Pertemuannya dengan Saman pada tahun berikutnya terjadi karena Yasmin. Berikut
adalah skema yang menjelaskan proses interaksi Cok dan Saman.
Proses
interaksi Cok dan Saman terjadi pada saat melarikan Saman ke luar negeri. Cok
membantu Saman untuk kabur ke luar negeri dan satu-satunya alasan Cok membantu
pelarian Saman adalah karena sahabatnya, Yasmin. Hal itu dibuktikan dengan
kutipan di bawah ini.
“..…………………………………………………………………..
..……………………………………………………………………
Dan Cok dipilih
Yasmin menjadi orang yang akan membawaku keluar dari Medan. Semula agak ragu
karena aku tak begitu kenal dengan anak ini. Tapi Yasmin nampaknya percaya
betul pada teman karibnya” (Saman, 1998 : 175).
Proses
interaksi selanjutnya adalah proses interaksi Cok dan Larung. Berikut adalah
skema yang menjelaskan proses interaksi Cok dan Larung.
Cok
dan Larung bertemu pada saat upacara Ngaben keluarga jauh Cok di Bali, salah
satu yang diupacarakan itu adalah Anak Agung Stya Adnyani neneknya Larung. Awal
proses interaksi Cok dengan Larung dikarenakan ketertarikan Cok pada kisah
hidup neneknya Larung yang dulu kabur bersama seorang lelaki Belanda dan tidak
pernah kembali lagi. Hal itu dibuktikan dengan kutipan di bawah ini.

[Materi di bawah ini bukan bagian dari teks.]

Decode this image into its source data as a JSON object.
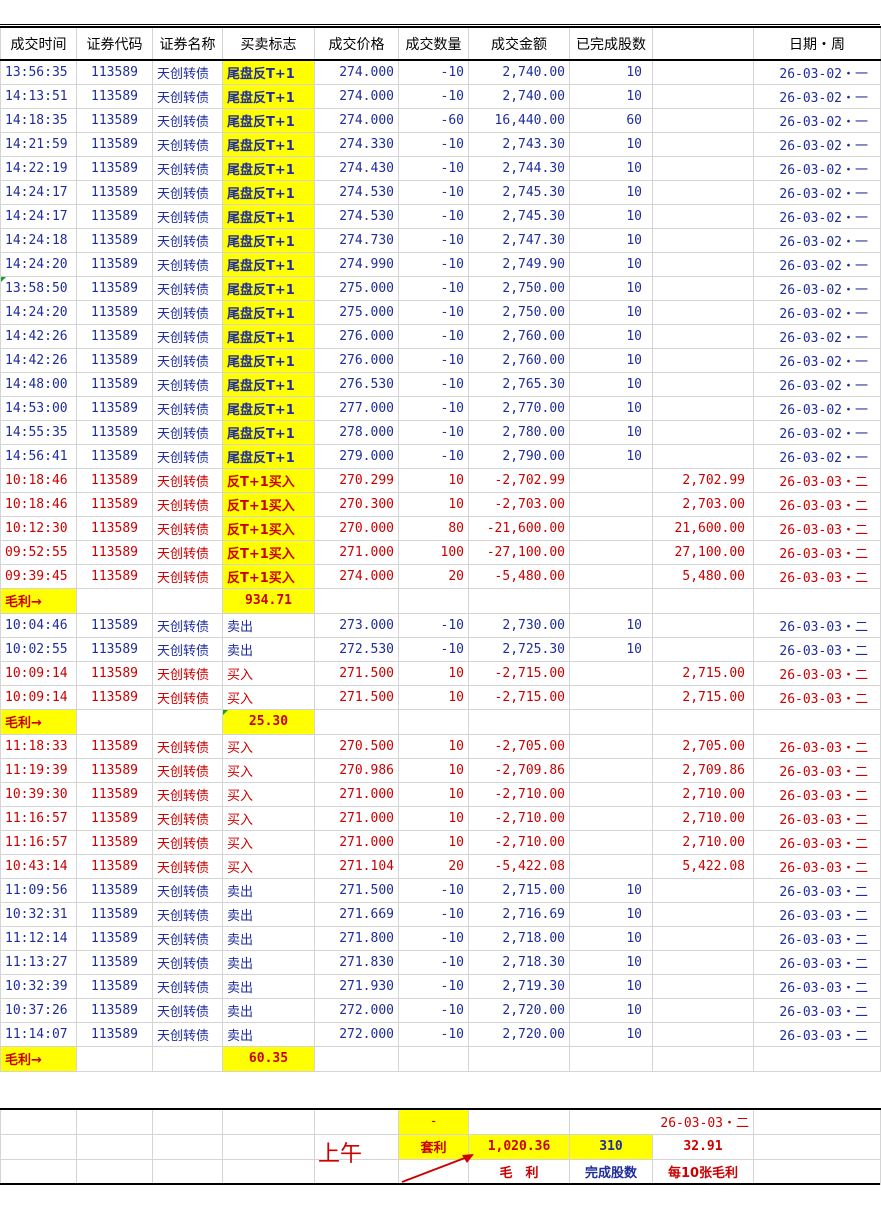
{
  "headers": [
    "成交时间",
    "证券代码",
    "证券名称",
    "买卖标志",
    "成交价格",
    "成交数量",
    "成交金额",
    "已完成股数",
    "",
    "日期・周"
  ],
  "rows": [
    {
      "type": "trade",
      "color": "blue",
      "time": "13:56:35",
      "code": "113589",
      "name": "天创转债",
      "flag": "尾盘反T+1",
      "flag_hl": true,
      "price": "274.000",
      "qty": "-10",
      "amount": "2,740.00",
      "done": "10",
      "extra": "",
      "date": "26-03-02・一"
    },
    {
      "type": "trade",
      "color": "blue",
      "time": "14:13:51",
      "code": "113589",
      "name": "天创转债",
      "flag": "尾盘反T+1",
      "flag_hl": true,
      "price": "274.000",
      "qty": "-10",
      "amount": "2,740.00",
      "done": "10",
      "extra": "",
      "date": "26-03-02・一"
    },
    {
      "type": "trade",
      "color": "blue",
      "time": "14:18:35",
      "code": "113589",
      "name": "天创转债",
      "flag": "尾盘反T+1",
      "flag_hl": true,
      "price": "274.000",
      "qty": "-60",
      "amount": "16,440.00",
      "done": "60",
      "extra": "",
      "date": "26-03-02・一"
    },
    {
      "type": "trade",
      "color": "blue",
      "time": "14:21:59",
      "code": "113589",
      "name": "天创转债",
      "flag": "尾盘反T+1",
      "flag_hl": true,
      "price": "274.330",
      "qty": "-10",
      "amount": "2,743.30",
      "done": "10",
      "extra": "",
      "date": "26-03-02・一"
    },
    {
      "type": "trade",
      "color": "blue",
      "time": "14:22:19",
      "code": "113589",
      "name": "天创转债",
      "flag": "尾盘反T+1",
      "flag_hl": true,
      "price": "274.430",
      "qty": "-10",
      "amount": "2,744.30",
      "done": "10",
      "extra": "",
      "date": "26-03-02・一"
    },
    {
      "type": "trade",
      "color": "blue",
      "time": "14:24:17",
      "code": "113589",
      "name": "天创转债",
      "flag": "尾盘反T+1",
      "flag_hl": true,
      "price": "274.530",
      "qty": "-10",
      "amount": "2,745.30",
      "done": "10",
      "extra": "",
      "date": "26-03-02・一"
    },
    {
      "type": "trade",
      "color": "blue",
      "time": "14:24:17",
      "code": "113589",
      "name": "天创转债",
      "flag": "尾盘反T+1",
      "flag_hl": true,
      "price": "274.530",
      "qty": "-10",
      "amount": "2,745.30",
      "done": "10",
      "extra": "",
      "date": "26-03-02・一"
    },
    {
      "type": "trade",
      "color": "blue",
      "time": "14:24:18",
      "code": "113589",
      "name": "天创转债",
      "flag": "尾盘反T+1",
      "flag_hl": true,
      "price": "274.730",
      "qty": "-10",
      "amount": "2,747.30",
      "done": "10",
      "extra": "",
      "date": "26-03-02・一"
    },
    {
      "type": "trade",
      "color": "blue",
      "time": "14:24:20",
      "code": "113589",
      "name": "天创转债",
      "flag": "尾盘反T+1",
      "flag_hl": true,
      "price": "274.990",
      "qty": "-10",
      "amount": "2,749.90",
      "done": "10",
      "extra": "",
      "date": "26-03-02・一"
    },
    {
      "type": "trade",
      "color": "blue",
      "time": "13:58:50",
      "code": "113589",
      "name": "天创转债",
      "flag": "尾盘反T+1",
      "flag_hl": true,
      "price": "275.000",
      "qty": "-10",
      "amount": "2,750.00",
      "done": "10",
      "extra": "",
      "date": "26-03-02・一",
      "marker": true
    },
    {
      "type": "trade",
      "color": "blue",
      "time": "14:24:20",
      "code": "113589",
      "name": "天创转债",
      "flag": "尾盘反T+1",
      "flag_hl": true,
      "price": "275.000",
      "qty": "-10",
      "amount": "2,750.00",
      "done": "10",
      "extra": "",
      "date": "26-03-02・一"
    },
    {
      "type": "trade",
      "color": "blue",
      "time": "14:42:26",
      "code": "113589",
      "name": "天创转债",
      "flag": "尾盘反T+1",
      "flag_hl": true,
      "price": "276.000",
      "qty": "-10",
      "amount": "2,760.00",
      "done": "10",
      "extra": "",
      "date": "26-03-02・一"
    },
    {
      "type": "trade",
      "color": "blue",
      "time": "14:42:26",
      "code": "113589",
      "name": "天创转债",
      "flag": "尾盘反T+1",
      "flag_hl": true,
      "price": "276.000",
      "qty": "-10",
      "amount": "2,760.00",
      "done": "10",
      "extra": "",
      "date": "26-03-02・一"
    },
    {
      "type": "trade",
      "color": "blue",
      "time": "14:48:00",
      "code": "113589",
      "name": "天创转债",
      "flag": "尾盘反T+1",
      "flag_hl": true,
      "price": "276.530",
      "qty": "-10",
      "amount": "2,765.30",
      "done": "10",
      "extra": "",
      "date": "26-03-02・一"
    },
    {
      "type": "trade",
      "color": "blue",
      "time": "14:53:00",
      "code": "113589",
      "name": "天创转债",
      "flag": "尾盘反T+1",
      "flag_hl": true,
      "price": "277.000",
      "qty": "-10",
      "amount": "2,770.00",
      "done": "10",
      "extra": "",
      "date": "26-03-02・一"
    },
    {
      "type": "trade",
      "color": "blue",
      "time": "14:55:35",
      "code": "113589",
      "name": "天创转债",
      "flag": "尾盘反T+1",
      "flag_hl": true,
      "price": "278.000",
      "qty": "-10",
      "amount": "2,780.00",
      "done": "10",
      "extra": "",
      "date": "26-03-02・一"
    },
    {
      "type": "trade",
      "color": "blue",
      "time": "14:56:41",
      "code": "113589",
      "name": "天创转债",
      "flag": "尾盘反T+1",
      "flag_hl": true,
      "price": "279.000",
      "qty": "-10",
      "amount": "2,790.00",
      "done": "10",
      "extra": "",
      "date": "26-03-02・一"
    },
    {
      "type": "trade",
      "color": "red",
      "time": "10:18:46",
      "code": "113589",
      "name": "天创转债",
      "flag": "反T+1买入",
      "flag_hl": true,
      "price": "270.299",
      "qty": "10",
      "amount": "-2,702.99",
      "done": "",
      "extra": "2,702.99",
      "date": "26-03-03・二"
    },
    {
      "type": "trade",
      "color": "red",
      "time": "10:18:46",
      "code": "113589",
      "name": "天创转债",
      "flag": "反T+1买入",
      "flag_hl": true,
      "price": "270.300",
      "qty": "10",
      "amount": "-2,703.00",
      "done": "",
      "extra": "2,703.00",
      "date": "26-03-03・二"
    },
    {
      "type": "trade",
      "color": "red",
      "time": "10:12:30",
      "code": "113589",
      "name": "天创转债",
      "flag": "反T+1买入",
      "flag_hl": true,
      "price": "270.000",
      "qty": "80",
      "amount": "-21,600.00",
      "done": "",
      "extra": "21,600.00",
      "date": "26-03-03・二"
    },
    {
      "type": "trade",
      "color": "red",
      "time": "09:52:55",
      "code": "113589",
      "name": "天创转债",
      "flag": "反T+1买入",
      "flag_hl": true,
      "price": "271.000",
      "qty": "100",
      "amount": "-27,100.00",
      "done": "",
      "extra": "27,100.00",
      "date": "26-03-03・二"
    },
    {
      "type": "trade",
      "color": "red",
      "time": "09:39:45",
      "code": "113589",
      "name": "天创转债",
      "flag": "反T+1买入",
      "flag_hl": true,
      "price": "274.000",
      "qty": "20",
      "amount": "-5,480.00",
      "done": "",
      "extra": "5,480.00",
      "date": "26-03-03・二"
    },
    {
      "type": "sum",
      "label": "毛利→",
      "value": "934.71"
    },
    {
      "type": "trade",
      "color": "blue",
      "time": "10:04:46",
      "code": "113589",
      "name": "天创转债",
      "flag": "卖出",
      "flag_hl": false,
      "price": "273.000",
      "qty": "-10",
      "amount": "2,730.00",
      "done": "10",
      "extra": "",
      "date": "26-03-03・二"
    },
    {
      "type": "trade",
      "color": "blue",
      "time": "10:02:55",
      "code": "113589",
      "name": "天创转债",
      "flag": "卖出",
      "flag_hl": false,
      "price": "272.530",
      "qty": "-10",
      "amount": "2,725.30",
      "done": "10",
      "extra": "",
      "date": "26-03-03・二"
    },
    {
      "type": "trade",
      "color": "red",
      "time": "10:09:14",
      "code": "113589",
      "name": "天创转债",
      "flag": "买入",
      "flag_hl": false,
      "price": "271.500",
      "qty": "10",
      "amount": "-2,715.00",
      "done": "",
      "extra": "2,715.00",
      "date": "26-03-03・二"
    },
    {
      "type": "trade",
      "color": "red",
      "time": "10:09:14",
      "code": "113589",
      "name": "天创转债",
      "flag": "买入",
      "flag_hl": false,
      "price": "271.500",
      "qty": "10",
      "amount": "-2,715.00",
      "done": "",
      "extra": "2,715.00",
      "date": "26-03-03・二"
    },
    {
      "type": "sum",
      "label": "毛利→",
      "value": "25.30",
      "marker": true
    },
    {
      "type": "trade",
      "color": "red",
      "time": "11:18:33",
      "code": "113589",
      "name": "天创转债",
      "flag": "买入",
      "flag_hl": false,
      "price": "270.500",
      "qty": "10",
      "amount": "-2,705.00",
      "done": "",
      "extra": "2,705.00",
      "date": "26-03-03・二"
    },
    {
      "type": "trade",
      "color": "red",
      "time": "11:19:39",
      "code": "113589",
      "name": "天创转债",
      "flag": "买入",
      "flag_hl": false,
      "price": "270.986",
      "qty": "10",
      "amount": "-2,709.86",
      "done": "",
      "extra": "2,709.86",
      "date": "26-03-03・二"
    },
    {
      "type": "trade",
      "color": "red",
      "time": "10:39:30",
      "code": "113589",
      "name": "天创转债",
      "flag": "买入",
      "flag_hl": false,
      "price": "271.000",
      "qty": "10",
      "amount": "-2,710.00",
      "done": "",
      "extra": "2,710.00",
      "date": "26-03-03・二"
    },
    {
      "type": "trade",
      "color": "red",
      "time": "11:16:57",
      "code": "113589",
      "name": "天创转债",
      "flag": "买入",
      "flag_hl": false,
      "price": "271.000",
      "qty": "10",
      "amount": "-2,710.00",
      "done": "",
      "extra": "2,710.00",
      "date": "26-03-03・二"
    },
    {
      "type": "trade",
      "color": "red",
      "time": "11:16:57",
      "code": "113589",
      "name": "天创转债",
      "flag": "买入",
      "flag_hl": false,
      "price": "271.000",
      "qty": "10",
      "amount": "-2,710.00",
      "done": "",
      "extra": "2,710.00",
      "date": "26-03-03・二"
    },
    {
      "type": "trade",
      "color": "red",
      "time": "10:43:14",
      "code": "113589",
      "name": "天创转债",
      "flag": "买入",
      "flag_hl": false,
      "price": "271.104",
      "qty": "20",
      "amount": "-5,422.08",
      "done": "",
      "extra": "5,422.08",
      "date": "26-03-03・二"
    },
    {
      "type": "trade",
      "color": "blue",
      "time": "11:09:56",
      "code": "113589",
      "name": "天创转债",
      "flag": "卖出",
      "flag_hl": false,
      "price": "271.500",
      "qty": "-10",
      "amount": "2,715.00",
      "done": "10",
      "extra": "",
      "date": "26-03-03・二"
    },
    {
      "type": "trade",
      "color": "blue",
      "time": "10:32:31",
      "code": "113589",
      "name": "天创转债",
      "flag": "卖出",
      "flag_hl": false,
      "price": "271.669",
      "qty": "-10",
      "amount": "2,716.69",
      "done": "10",
      "extra": "",
      "date": "26-03-03・二"
    },
    {
      "type": "trade",
      "color": "blue",
      "time": "11:12:14",
      "code": "113589",
      "name": "天创转债",
      "flag": "卖出",
      "flag_hl": false,
      "price": "271.800",
      "qty": "-10",
      "amount": "2,718.00",
      "done": "10",
      "extra": "",
      "date": "26-03-03・二"
    },
    {
      "type": "trade",
      "color": "blue",
      "time": "11:13:27",
      "code": "113589",
      "name": "天创转债",
      "flag": "卖出",
      "flag_hl": false,
      "price": "271.830",
      "qty": "-10",
      "amount": "2,718.30",
      "done": "10",
      "extra": "",
      "date": "26-03-03・二"
    },
    {
      "type": "trade",
      "color": "blue",
      "time": "10:32:39",
      "code": "113589",
      "name": "天创转债",
      "flag": "卖出",
      "flag_hl": false,
      "price": "271.930",
      "qty": "-10",
      "amount": "2,719.30",
      "done": "10",
      "extra": "",
      "date": "26-03-03・二"
    },
    {
      "type": "trade",
      "color": "blue",
      "time": "10:37:26",
      "code": "113589",
      "name": "天创转债",
      "flag": "卖出",
      "flag_hl": false,
      "price": "272.000",
      "qty": "-10",
      "amount": "2,720.00",
      "done": "10",
      "extra": "",
      "date": "26-03-03・二"
    },
    {
      "type": "trade",
      "color": "blue",
      "time": "11:14:07",
      "code": "113589",
      "name": "天创转债",
      "flag": "卖出",
      "flag_hl": false,
      "price": "272.000",
      "qty": "-10",
      "amount": "2,720.00",
      "done": "10",
      "extra": "",
      "date": "26-03-03・二"
    },
    {
      "type": "sum",
      "label": "毛利→",
      "value": "60.35"
    }
  ],
  "footer": {
    "dash": "-",
    "date": "26-03-03・二",
    "arbitrage_label": "套利",
    "arbitrage_value": "1,020.36",
    "done_total": "310",
    "per10": "32.91",
    "label_gross": "毛　利",
    "label_done": "完成股数",
    "label_per10": "每10张毛利",
    "session_label": "上午"
  },
  "colors": {
    "buy": "#cc0000",
    "sell": "#1f2d9c",
    "highlight": "#ffff00"
  }
}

“..…………………………………………………………………
.……………………………………………………………………
Dalam upacara
itulah aku pertama bertemu Larung. Ia mengenakan daster dan kain yang agak
kepanjangan untuk tubuhnya yang mungil. Aku menyapa dia lebih dulu, sebeyulnya
untuk mendengar dongeng tentang hidup neneknya yang seru” (Larung, 2001 :
92-93).
Cok kemudian memperkenalkan Larung
pada Yasmin ketika Larung di rumahnya. Larung bersama kawan-kawannya dari Bali
berangkat ke Jakarta untuk mengikuti demonstrasi pembredelan media massa yang
dilakukan pemerintah. Karena demo gabungan yang akan dilaksanakan direncanakan
pagi, maka Larung menginap di rumah Cok.
Proses
interaksi Cok dengan tokoh lain selalu didasarkan pada keuntungan dan perasaan.
Berikut adalah skema yang menjelaskan bentuk interaksi Cok dengan tokoh lain.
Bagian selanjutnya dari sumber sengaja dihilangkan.